For christ's sake, this woman is so obtuse she can't imagine someone shopping at both Sam's Club and Walmart in the same day even though she herself is doing exactly that.
What a dullard.
This happens to me all. the. time. I remember faces and I notice others shopping at the same time as me who end up in the same places as me. Luckily I have not yet been accused of human trafficking.
I was thinking the same thing as I read the article. Where I live there is a Costco across the street from a Winco (a large discount grocery store) and a Target. Like many around here we go to one then the other. I am always seeing people from one store at the next store. It is a normal occurrence.
My weekly shopping involves trips to Costco and then to Publix. I see the same people in both stores an hour apart all the time. And they are probably doing the same thing as me...getting nonperishables at Costco and other things in smaller amounts at the regular grocery. Anybody who thinks this is unusual or scary is clueless.
That is BOTH unusual and scary. There's no reason to drive an hour away to a Costco when you're 15 minutes from a Publix?the best grocery chain in the free world. You heathen. 😉
So what poses the bigger risk to children? The imaginary toddler-snatching global slavery ring? Or the hyper-paranoid smothering suburban mom, backed up by social media and the state?
Are we ready for the children of millennials?
Fear of children being snatched at Ikea? How do you think they make the meatballs?
lol
I wonder how likely these Facebook posters also believe in the Pizza Gate lie.
Whilst trying to be more Lenore-like I sent my 10 year old into a store by himself and told him to watch for dirty looks for fun. His report: "dirty looks for days!" He loves it.

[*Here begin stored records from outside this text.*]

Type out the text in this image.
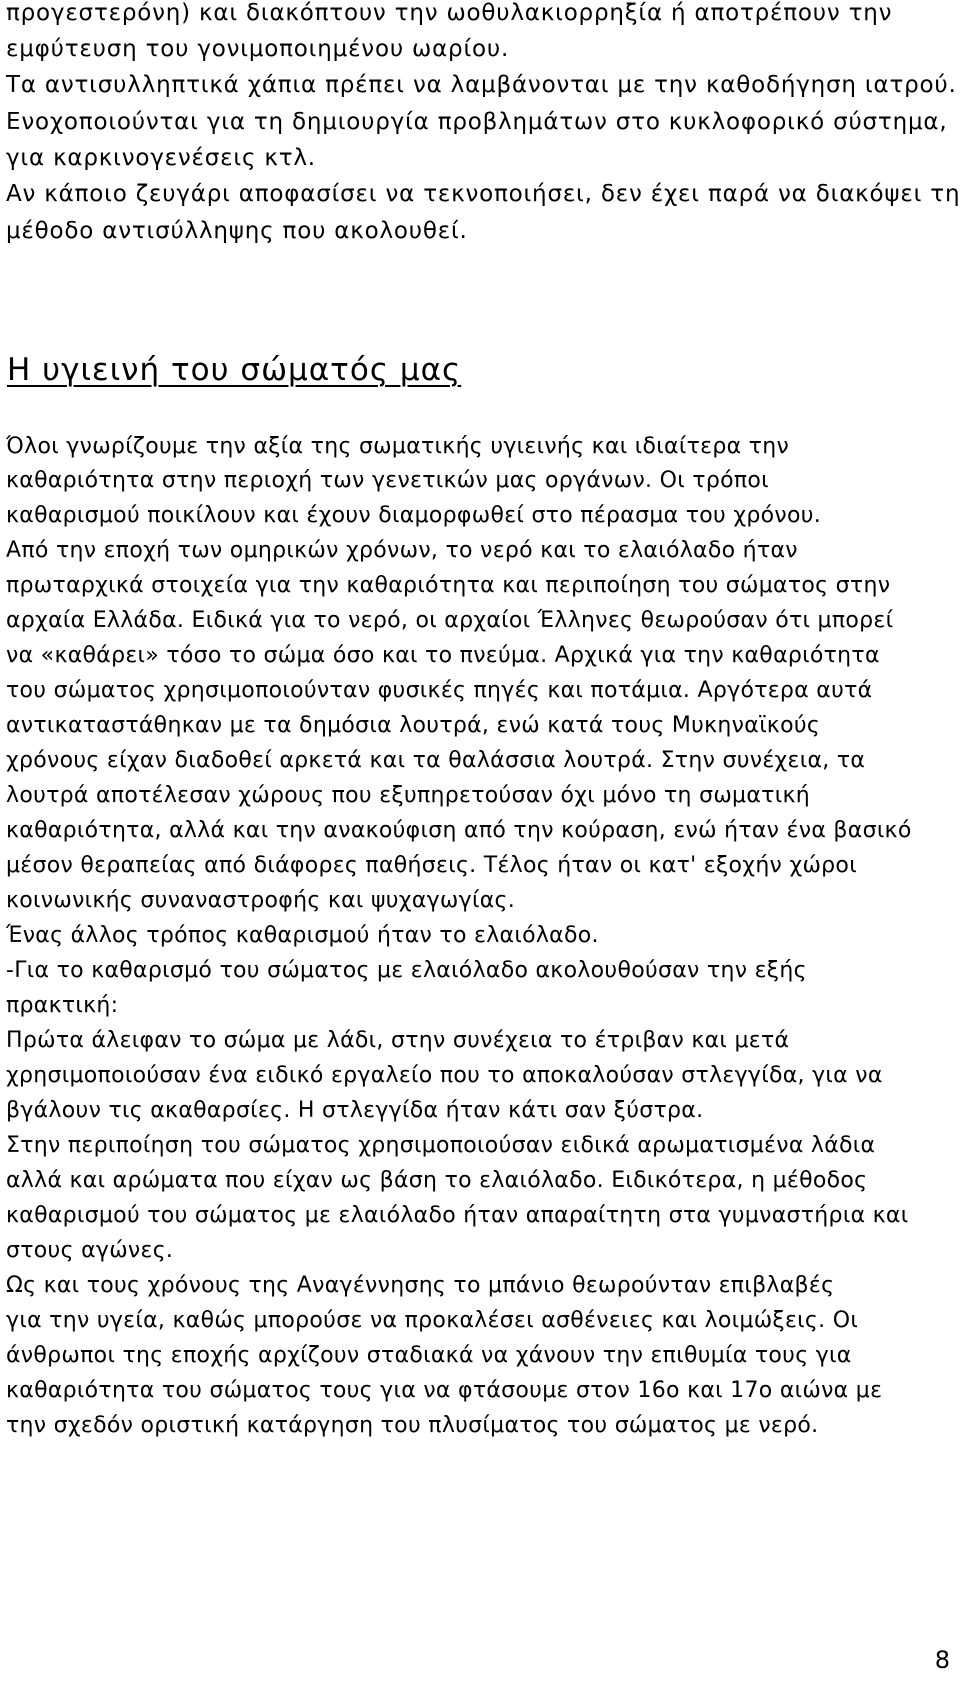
προγεστερόνη) και διακόπτουν την ωοθυλακιορρηξία ή αποτρέπουν την
εμφύτευση του γονιμοποιημένου ωαρίου.
Τα αντισυλληπτικά χάπια πρέπει να λαμβάνονται με την καθοδήγηση ιατρού.
Ενοχοποιούνται για τη δημιουργία προβλημάτων στο κυκλοφορικό σύστημα,
για καρκινογενέσεις κτλ.
Αν κάποιο ζευγάρι αποφασίσει να τεκνοποιήσει, δεν έχει παρά να διακόψει τη
μέθοδο αντισύλληψης που ακολουθεί.
Η υγιεινή του σώματός μας
Όλοι γνωρίζουμε την αξία της σωματικής υγιεινής και ιδιαίτερα την
καθαριότητα στην περιοχή των γενετικών μας οργάνων. Οι τρόποι
καθαρισμού ποικίλουν και έχουν διαμορφωθεί στο πέρασμα του χρόνου.
Από την εποχή των ομηρικών χρόνων, το νερό και το ελαιόλαδο ήταν
πρωταρχικά στοιχεία για την καθαριότητα και περιποίηση του σώματος στην
αρχαία Ελλάδα. Ειδικά για το νερό, οι αρχαίοι Έλληνες θεωρούσαν ότι μπορεί
να «καθάρει» τόσο το σώμα όσο και το πνεύμα. Αρχικά για την καθαριότητα
του σώματος χρησιμοποιούνταν φυσικές πηγές και ποτάμια. Αργότερα αυτά
αντικαταστάθηκαν με τα δημόσια λουτρά, ενώ κατά τους Μυκηναϊκούς
χρόνους είχαν διαδοθεί αρκετά και τα θαλάσσια λουτρά. Στην συνέχεια, τα
λουτρά αποτέλεσαν χώρους που εξυπηρετούσαν όχι μόνο τη σωματική
καθαριότητα, αλλά και την ανακούφιση από την κούραση, ενώ ήταν ένα βασικό
μέσον θεραπείας από διάφορες παθήσεις. Τέλος ήταν οι κατ' εξοχήν χώροι
κοινωνικής συναναστροφής και ψυχαγωγίας.
Ένας άλλος τρόπος καθαρισμού ήταν το ελαιόλαδο.
-Για το καθαρισμό του σώματος με ελαιόλαδο ακολουθούσαν την εξής
πρακτική:
Πρώτα άλειφαν το σώμα με λάδι, στην συνέχεια το έτριβαν και μετά
χρησιμοποιούσαν ένα ειδικό εργαλείο που το αποκαλούσαν στλεγγίδα, για να
βγάλουν τις ακαθαρσίες. Η στλεγγίδα ήταν κάτι σαν ξύστρα.
Στην περιποίηση του σώματος χρησιμοποιούσαν ειδικά αρωματισμένα λάδια
αλλά και αρώματα που είχαν ως βάση το ελαιόλαδο. Ειδικότερα, η μέθοδος
καθαρισμού του σώματος με ελαιόλαδο ήταν απαραίτητη στα γυμναστήρια και
στους αγώνες.
Ως και τους χρόνους της Αναγέννησης το μπάνιο θεωρούνταν επιβλαβές
για την υγεία, καθώς μπορούσε να προκαλέσει ασθένειες και λοιμώξεις. Οι
άνθρωποι της εποχής αρχίζουν σταδιακά να χάνουν την επιθυμία τους για
καθαριότητα του σώματος τους για να φτάσουμε στον 16ο και 17ο αιώνα με
την σχεδόν οριστική κατάργηση του πλυσίματος του σώματος με νερό.
8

RE: Ye Olde Ikea Sex Traffickers
Its good to see Ikea has a new choice of products in its venue.
This is one of the reasons that as a single man I'm cautious about interacting with children. I like children, even when they're smearing their boogers on me (is that some sort of territory-marking thing?). But I don't want paranoid helicopter moms projecting their Lifetime television fueled nightmares onto me.
you need to be cautious. any man who works with youngsters is exceedingly careful.
I think some mom's go from screaming, "You will never have sex with me again," at their husbands during the pains of childbirth to dedicating their lives to finding imaginary evil sex that they must stop. A psychologist might see this as a form of displacement.
or that sex is evil.
everybody knows the real threat to children is satanic cults. also, gay 'recruiting.'
Not only is this not a new phenomenon, but much study has been done on moral panics and public hysteria. The psychology of it is pretty interesting.
Also, the Bill of Rights is a safeguard against the "tyranny of the majority", which includes a low-info, high-paranoia public.